Seeing God has a wonderful way of reorienting your soul. It’s like dropping a massive ballast into the bottom of a tipping ship or drawing all the planets into orbit around the sun (both analogies from John Piper). In fact, I would argue that glimpsing God is at the heart of every one of these corrective influences in my life: the word reveals God, people communicate God, surrender opens the heart to God, worship unveils God…

And so what I conclude from all of this is that the “gargantuan spiritual crisis” of Friday was fundamentally a shortage of God in my life. And that’s the basis for my appeal to you. If you read the description of my Friday and said, “Yep, that’s me,” then take that as a little “heads up” that, in one way or another, you need more of God. So get in the word, talk to your wisest friends, surrender what He’s calling for, worship, or whatever—whatever it takes to reorient your life with God at the center.

So why not get going on your journey back to God? One more thing… For those of you who feel like you have too far to go and you doubt whether you can make it, here’s a promise to spark your hope and steel your resolve: “Draw near to God, and he will draw near to you” (James 4:8). Can’t beat that for a little assistance along the way!

Monday, December 06, 2004

Standing (and Falling) on Grace

Finding Hope in Being Normal

Am I the only one whose Christian life tends to run in a cycle—up, then down, then back up again? Usually it’s not extreme Jekyll and Hyde shifts here, like some out-of-control rollercoaster ride of the soul. But my desire for God and joy in God definitely ebb and flow. Sometimes a lot. Even my best weeks are hardly a steady climb up the “Jacob’s Ladder” of spiritual bliss.

Chances are, most of you know what I’m talking about. For example, last Friday God seemed light years away, and life was excruciating. Today, life is sweet. I know exactly what caused the change, and when I have an opportunity to write more I’ll explain it and also offer some practical advice for what to do when you’re down. But today, let’s just be encouraged knowing that we’re not the only Christian who faces ups and downs along the way. For example, John Piper writes: “Normal Christian life is a repeated process of restoration and renewal. Our joy is not static. It fluctuates with real life.” (Desiring God)

And Charles Spurgeon wrote from his own experience when he penned: “Fits of depression come over the most of us. Usually cheerful as we may be, we must at intervals be cast down. The strong are not always vigorous, the wise not always ready, the brave not always courageous, and the joyous not always happy.” And lest we think only spiritual weaklings struggle this way, he gives us a great historical example: “The life of Luther might suffice to give a thousand instances, and he was by no means of the weaker sort.
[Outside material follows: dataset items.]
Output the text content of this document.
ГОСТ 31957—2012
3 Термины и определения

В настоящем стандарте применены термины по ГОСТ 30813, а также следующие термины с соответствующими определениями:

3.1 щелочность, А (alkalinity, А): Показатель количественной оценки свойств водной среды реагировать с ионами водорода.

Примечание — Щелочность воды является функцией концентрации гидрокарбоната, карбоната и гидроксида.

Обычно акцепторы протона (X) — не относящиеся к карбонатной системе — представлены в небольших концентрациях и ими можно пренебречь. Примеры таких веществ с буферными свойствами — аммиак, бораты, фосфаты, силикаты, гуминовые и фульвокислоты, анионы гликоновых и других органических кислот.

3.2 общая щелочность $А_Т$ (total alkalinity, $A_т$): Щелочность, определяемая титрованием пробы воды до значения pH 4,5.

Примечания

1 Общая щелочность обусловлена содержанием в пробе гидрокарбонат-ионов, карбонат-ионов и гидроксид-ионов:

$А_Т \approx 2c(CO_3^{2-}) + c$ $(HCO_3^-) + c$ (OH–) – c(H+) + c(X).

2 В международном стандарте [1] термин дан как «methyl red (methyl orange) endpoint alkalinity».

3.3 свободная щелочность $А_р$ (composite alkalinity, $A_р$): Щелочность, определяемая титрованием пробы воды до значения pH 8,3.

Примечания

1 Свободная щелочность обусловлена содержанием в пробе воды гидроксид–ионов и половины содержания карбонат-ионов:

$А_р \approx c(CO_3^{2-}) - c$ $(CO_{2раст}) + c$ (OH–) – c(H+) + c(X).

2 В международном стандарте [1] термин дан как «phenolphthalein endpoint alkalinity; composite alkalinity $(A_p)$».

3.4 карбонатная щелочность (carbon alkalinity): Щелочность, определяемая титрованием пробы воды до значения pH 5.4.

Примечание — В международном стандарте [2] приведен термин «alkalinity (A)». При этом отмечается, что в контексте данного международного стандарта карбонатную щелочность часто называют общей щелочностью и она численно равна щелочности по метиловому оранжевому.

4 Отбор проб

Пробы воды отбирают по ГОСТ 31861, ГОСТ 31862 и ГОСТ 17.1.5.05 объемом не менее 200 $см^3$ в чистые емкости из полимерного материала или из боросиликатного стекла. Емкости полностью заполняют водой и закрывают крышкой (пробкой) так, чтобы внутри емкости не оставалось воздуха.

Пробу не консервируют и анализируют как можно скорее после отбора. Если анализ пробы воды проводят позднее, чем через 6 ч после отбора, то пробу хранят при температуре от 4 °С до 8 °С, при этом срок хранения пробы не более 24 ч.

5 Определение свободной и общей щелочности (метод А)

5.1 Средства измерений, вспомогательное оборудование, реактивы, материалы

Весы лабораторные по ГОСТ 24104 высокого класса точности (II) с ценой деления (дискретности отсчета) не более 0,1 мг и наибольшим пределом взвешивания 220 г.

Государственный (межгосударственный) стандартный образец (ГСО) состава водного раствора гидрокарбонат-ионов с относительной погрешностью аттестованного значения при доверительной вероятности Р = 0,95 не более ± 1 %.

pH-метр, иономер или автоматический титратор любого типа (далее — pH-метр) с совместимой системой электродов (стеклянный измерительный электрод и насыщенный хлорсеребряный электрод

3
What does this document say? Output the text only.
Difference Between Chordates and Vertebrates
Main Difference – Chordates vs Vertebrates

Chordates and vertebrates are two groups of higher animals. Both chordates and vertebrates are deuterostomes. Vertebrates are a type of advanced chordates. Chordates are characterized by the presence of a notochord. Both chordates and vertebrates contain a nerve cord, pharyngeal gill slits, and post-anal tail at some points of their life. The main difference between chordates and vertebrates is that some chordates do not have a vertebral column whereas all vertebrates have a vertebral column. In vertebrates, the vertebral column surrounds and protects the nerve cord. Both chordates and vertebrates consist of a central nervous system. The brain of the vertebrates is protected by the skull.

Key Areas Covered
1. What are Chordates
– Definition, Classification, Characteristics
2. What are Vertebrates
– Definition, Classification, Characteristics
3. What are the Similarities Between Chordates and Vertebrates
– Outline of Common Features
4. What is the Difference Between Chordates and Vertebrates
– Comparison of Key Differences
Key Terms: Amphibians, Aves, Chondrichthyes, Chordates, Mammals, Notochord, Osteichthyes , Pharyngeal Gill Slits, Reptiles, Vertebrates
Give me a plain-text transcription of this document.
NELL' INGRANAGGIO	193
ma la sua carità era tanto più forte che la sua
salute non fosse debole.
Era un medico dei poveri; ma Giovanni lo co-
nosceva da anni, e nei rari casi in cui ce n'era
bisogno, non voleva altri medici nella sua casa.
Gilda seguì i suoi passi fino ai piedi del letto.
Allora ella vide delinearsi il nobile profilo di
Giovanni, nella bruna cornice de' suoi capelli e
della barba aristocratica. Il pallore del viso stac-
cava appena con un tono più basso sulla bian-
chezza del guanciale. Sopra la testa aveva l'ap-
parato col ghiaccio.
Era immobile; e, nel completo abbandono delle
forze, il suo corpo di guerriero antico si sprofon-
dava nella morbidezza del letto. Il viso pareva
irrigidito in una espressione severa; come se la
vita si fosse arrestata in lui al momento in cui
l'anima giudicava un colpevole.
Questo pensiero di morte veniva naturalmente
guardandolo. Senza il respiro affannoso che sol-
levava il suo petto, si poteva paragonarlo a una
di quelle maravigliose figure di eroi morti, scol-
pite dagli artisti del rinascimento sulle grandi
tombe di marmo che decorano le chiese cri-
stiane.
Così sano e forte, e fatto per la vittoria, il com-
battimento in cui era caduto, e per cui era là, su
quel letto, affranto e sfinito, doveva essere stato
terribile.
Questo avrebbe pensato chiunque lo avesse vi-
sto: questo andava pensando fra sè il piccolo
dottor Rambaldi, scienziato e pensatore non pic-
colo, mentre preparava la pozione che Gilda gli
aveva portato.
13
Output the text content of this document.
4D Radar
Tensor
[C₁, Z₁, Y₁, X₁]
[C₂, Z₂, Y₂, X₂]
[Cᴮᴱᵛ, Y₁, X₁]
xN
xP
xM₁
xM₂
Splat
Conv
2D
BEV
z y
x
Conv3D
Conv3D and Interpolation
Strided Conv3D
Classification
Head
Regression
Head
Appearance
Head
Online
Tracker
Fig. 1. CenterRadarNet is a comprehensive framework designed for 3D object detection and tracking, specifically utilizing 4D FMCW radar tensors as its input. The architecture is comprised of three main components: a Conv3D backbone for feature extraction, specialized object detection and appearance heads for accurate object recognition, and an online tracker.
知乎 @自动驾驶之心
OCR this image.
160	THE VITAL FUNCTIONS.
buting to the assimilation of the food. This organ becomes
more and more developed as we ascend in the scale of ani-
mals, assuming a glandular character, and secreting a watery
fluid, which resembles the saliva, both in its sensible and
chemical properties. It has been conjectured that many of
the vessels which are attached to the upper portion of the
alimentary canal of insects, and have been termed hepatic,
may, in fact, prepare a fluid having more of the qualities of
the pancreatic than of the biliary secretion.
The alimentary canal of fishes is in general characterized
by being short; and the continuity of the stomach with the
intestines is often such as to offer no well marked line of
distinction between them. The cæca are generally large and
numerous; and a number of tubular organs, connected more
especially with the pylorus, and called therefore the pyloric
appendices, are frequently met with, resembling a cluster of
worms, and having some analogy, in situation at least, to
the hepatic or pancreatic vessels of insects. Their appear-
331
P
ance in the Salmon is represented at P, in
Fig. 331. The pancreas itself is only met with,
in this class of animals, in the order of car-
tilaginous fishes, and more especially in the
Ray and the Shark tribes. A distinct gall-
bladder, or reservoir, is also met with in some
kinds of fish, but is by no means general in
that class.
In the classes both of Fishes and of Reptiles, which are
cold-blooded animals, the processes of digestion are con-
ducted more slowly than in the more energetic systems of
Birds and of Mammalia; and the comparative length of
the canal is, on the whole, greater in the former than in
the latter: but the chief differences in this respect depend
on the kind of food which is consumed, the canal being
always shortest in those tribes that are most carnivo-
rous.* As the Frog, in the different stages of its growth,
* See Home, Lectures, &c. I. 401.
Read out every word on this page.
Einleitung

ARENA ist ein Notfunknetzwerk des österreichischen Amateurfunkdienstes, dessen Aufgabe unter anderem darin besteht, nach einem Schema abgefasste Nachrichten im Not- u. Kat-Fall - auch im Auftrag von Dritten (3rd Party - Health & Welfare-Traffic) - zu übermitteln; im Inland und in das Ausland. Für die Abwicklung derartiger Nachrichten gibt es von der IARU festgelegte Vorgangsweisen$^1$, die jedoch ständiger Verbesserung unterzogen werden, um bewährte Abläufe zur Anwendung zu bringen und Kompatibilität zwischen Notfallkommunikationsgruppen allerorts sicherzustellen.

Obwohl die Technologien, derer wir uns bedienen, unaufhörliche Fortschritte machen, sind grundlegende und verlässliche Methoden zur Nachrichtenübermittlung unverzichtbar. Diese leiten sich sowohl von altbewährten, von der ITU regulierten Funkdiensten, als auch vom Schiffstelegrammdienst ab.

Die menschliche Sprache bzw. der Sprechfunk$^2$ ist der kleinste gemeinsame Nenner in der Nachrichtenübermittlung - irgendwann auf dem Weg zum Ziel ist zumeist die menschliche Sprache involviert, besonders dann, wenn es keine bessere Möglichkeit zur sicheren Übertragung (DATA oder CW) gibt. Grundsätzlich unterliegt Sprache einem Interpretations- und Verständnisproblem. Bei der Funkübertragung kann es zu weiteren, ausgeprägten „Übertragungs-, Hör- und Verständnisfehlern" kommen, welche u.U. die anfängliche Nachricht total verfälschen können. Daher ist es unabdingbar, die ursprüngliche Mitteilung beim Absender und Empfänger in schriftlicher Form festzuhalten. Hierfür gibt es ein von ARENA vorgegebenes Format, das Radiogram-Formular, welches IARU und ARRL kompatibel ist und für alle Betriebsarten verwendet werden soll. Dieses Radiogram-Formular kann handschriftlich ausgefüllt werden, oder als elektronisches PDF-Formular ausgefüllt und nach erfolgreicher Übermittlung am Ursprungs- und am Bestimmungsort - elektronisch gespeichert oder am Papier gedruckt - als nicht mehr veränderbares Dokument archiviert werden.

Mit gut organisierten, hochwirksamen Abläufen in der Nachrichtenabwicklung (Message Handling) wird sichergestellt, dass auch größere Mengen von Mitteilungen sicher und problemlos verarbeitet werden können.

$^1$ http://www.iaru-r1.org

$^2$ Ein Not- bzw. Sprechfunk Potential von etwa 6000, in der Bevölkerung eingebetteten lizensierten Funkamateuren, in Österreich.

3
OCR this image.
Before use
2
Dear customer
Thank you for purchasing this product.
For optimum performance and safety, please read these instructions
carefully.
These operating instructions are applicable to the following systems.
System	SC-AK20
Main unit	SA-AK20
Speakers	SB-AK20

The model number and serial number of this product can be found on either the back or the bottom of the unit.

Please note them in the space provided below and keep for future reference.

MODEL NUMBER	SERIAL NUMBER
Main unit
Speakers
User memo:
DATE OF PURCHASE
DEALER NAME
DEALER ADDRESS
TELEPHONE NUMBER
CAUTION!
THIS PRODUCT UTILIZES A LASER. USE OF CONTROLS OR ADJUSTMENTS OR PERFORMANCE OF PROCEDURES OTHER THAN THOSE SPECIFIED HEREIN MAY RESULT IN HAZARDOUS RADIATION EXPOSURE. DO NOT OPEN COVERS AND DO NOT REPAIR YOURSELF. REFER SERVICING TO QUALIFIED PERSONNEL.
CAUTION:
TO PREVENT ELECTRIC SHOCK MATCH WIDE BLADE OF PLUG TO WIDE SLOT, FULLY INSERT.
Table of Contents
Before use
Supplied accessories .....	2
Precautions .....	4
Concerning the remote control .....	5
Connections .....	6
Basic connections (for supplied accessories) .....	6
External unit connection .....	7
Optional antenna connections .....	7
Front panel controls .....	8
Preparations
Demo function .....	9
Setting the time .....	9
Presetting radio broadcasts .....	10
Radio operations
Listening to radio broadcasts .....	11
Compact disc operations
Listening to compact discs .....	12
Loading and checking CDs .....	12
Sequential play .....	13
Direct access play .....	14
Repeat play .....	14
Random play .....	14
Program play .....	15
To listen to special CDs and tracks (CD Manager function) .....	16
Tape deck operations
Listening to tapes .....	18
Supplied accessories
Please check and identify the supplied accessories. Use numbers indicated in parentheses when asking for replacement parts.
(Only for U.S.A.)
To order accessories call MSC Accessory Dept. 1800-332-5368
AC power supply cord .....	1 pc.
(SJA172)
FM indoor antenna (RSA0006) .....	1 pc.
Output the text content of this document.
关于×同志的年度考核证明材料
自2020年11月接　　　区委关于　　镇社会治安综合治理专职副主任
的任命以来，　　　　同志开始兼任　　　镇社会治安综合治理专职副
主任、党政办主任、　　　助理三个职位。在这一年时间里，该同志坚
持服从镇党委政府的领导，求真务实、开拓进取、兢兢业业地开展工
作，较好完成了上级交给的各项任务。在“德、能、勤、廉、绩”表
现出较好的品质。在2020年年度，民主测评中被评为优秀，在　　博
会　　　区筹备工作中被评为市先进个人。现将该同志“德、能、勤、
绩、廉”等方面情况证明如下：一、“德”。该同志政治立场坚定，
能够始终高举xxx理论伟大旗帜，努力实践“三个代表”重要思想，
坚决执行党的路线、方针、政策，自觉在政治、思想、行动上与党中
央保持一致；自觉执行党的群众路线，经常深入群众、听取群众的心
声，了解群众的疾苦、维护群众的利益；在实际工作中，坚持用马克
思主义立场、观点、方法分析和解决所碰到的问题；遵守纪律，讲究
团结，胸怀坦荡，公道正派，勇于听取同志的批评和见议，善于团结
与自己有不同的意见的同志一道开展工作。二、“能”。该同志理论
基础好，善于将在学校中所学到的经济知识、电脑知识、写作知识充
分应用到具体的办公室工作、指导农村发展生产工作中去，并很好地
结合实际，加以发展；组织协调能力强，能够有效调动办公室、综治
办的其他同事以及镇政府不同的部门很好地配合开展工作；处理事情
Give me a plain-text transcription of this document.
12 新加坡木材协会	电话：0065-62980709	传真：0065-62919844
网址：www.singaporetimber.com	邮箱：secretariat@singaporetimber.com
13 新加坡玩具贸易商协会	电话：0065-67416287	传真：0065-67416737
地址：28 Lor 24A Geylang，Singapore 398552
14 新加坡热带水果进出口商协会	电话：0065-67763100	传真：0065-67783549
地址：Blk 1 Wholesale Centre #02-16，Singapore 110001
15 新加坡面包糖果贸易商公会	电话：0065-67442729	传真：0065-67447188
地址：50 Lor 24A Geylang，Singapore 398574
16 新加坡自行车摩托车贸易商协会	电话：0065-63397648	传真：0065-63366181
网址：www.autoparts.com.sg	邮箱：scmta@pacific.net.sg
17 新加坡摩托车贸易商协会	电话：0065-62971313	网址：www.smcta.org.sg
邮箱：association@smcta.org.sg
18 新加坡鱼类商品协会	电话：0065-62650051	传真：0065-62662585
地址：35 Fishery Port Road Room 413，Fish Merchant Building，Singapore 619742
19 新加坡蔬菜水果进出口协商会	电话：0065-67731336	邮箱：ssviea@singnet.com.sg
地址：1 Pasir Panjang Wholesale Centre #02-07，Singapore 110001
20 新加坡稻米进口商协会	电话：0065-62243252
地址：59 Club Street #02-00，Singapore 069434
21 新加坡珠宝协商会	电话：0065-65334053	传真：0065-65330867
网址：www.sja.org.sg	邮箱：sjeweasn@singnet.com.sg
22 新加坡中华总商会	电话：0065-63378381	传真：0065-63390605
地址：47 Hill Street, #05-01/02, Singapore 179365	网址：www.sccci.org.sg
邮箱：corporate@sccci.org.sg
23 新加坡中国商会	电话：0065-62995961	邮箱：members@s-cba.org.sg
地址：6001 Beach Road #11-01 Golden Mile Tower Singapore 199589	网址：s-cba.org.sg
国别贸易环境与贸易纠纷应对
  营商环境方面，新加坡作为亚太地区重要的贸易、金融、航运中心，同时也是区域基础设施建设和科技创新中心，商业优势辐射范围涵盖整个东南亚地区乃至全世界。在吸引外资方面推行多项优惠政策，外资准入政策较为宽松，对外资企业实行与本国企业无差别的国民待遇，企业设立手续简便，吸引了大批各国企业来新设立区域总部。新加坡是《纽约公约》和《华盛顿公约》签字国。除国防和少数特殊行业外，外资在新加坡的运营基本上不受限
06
His great spirit was often in the seventh heaven of exultation, and as frequently on the borders of despair.” (Lectures to My Students)

The Bible recognizes this struggle, too. “The law of the LORD is perfect, reviving the soul” (Ps 19:7). If all is well all the time, who needs reviving? Even David struggled from time to time, for he wrote: “He restores my soul” (Ps 23:3). Apparently even the man after God’s own heart had bad days.

So what should we do about the fickleness of our own heart? Well, like I mentioned above, I’ll give some more advice in future posts, but for now, here are two thoughts to keep in mind. First, recognize that what you’re experiencing is pretty normal. Strive to stand, but don’t feel like you’re all alone when you fall! Second, whether you’re up or down, realize that grace is your only hope. When we stand, we stand on grace; and when we fall, we fall on grace.

I think the late songwriter Rich Mullins drew a pretty good bead on how to view the ups and downs of life when he sang:

If I stand, let me stand on the promise that you will pull me through
And if I can’t, let me fall on the grace that first brought me to you
And if I sing, let me sing for the joy that has born in me these songs
And if I weep, let it be as a man who is longing for his home.